The effect of individualization of fiberglass posts using bulk-fill resin-based composites on cementation: an in vitro study.

OBJECTIVES: This study evaluated the bond strength of various fiberglass post cementation techniques using different resin-based composites. MATERIALS AND METHODS: The roots from a total of 100 bovine incisors were randomly assigned to 5 treatment groups: G1, post + Scotchbond Multi-Purpose (SBMP) + RelyX ARC luting agent; G2, relined post (Filtek Z250) + SBMP + RelyX ARC; G3, individualized post (Filtek Z250) + SBMP; G4, individualized post (Filtek Bulk-Fill) + SBMP; G5, individualized post (Filtek Bulk-Fill Flow) + SBMP. The samples were subjected to the push-out (n = 10) and pull-out (n = 10) bond strength tests. Data from the push-out bond strength test were analyzed using 2-way analysis of variance (ANOVA) with the Bonferroni post hoc test, and data from the pull-out bond strength test were analyzed using 1-way ANOVA. RESULTS: The data for push-out bond strength presented higher values for G2 and G5, mainly in the cervical and middle thirds, and the data from the apical third showed a lower mean push-out bond strength in all groups.

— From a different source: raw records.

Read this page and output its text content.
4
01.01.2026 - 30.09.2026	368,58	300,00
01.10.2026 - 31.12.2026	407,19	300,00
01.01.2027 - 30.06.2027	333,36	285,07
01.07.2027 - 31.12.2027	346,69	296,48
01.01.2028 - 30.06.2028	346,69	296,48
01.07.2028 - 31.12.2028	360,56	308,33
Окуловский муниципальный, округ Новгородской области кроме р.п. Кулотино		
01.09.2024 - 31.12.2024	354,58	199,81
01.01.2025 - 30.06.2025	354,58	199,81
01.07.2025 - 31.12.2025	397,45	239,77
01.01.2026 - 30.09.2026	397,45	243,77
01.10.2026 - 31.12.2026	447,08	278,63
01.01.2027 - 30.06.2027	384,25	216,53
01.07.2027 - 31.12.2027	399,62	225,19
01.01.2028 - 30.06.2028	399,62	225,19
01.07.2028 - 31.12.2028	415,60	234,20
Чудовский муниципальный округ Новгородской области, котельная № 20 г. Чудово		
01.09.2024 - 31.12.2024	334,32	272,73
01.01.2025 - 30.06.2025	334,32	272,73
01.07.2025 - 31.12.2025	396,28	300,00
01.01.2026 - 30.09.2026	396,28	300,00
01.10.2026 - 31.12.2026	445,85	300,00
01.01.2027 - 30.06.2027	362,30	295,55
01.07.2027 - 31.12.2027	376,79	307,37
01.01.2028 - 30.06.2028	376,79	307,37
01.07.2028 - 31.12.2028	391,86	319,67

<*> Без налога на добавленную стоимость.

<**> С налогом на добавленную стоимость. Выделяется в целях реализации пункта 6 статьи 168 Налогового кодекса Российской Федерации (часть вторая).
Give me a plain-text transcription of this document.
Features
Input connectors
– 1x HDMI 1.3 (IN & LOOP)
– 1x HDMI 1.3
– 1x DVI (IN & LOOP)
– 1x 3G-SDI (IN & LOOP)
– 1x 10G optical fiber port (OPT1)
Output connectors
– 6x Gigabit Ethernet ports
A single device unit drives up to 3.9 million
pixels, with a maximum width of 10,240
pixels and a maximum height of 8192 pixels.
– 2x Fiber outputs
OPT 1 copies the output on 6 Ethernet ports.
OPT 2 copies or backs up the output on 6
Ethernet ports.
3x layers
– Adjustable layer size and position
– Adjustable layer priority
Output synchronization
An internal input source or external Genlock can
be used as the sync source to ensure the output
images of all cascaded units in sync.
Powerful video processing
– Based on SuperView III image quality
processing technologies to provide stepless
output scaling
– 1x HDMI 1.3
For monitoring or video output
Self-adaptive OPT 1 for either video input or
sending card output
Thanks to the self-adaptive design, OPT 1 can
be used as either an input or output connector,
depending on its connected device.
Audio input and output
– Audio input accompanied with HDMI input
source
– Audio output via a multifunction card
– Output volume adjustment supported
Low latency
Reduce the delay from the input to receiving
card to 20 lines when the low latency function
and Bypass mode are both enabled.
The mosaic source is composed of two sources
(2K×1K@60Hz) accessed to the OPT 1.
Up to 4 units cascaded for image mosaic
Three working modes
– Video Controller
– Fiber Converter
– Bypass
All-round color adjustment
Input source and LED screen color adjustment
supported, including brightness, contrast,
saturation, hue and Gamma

No significant difference was noted for pull-out bond strength among all groups. The most frequent failure modes observed were adhesive failure between dentine and resin and mixed failure. CONCLUSIONS: Fiberglass post cementation using restorative and flowable bulk-fill composites with the individualization technique may be a promising alternative to existing methods of post cementation.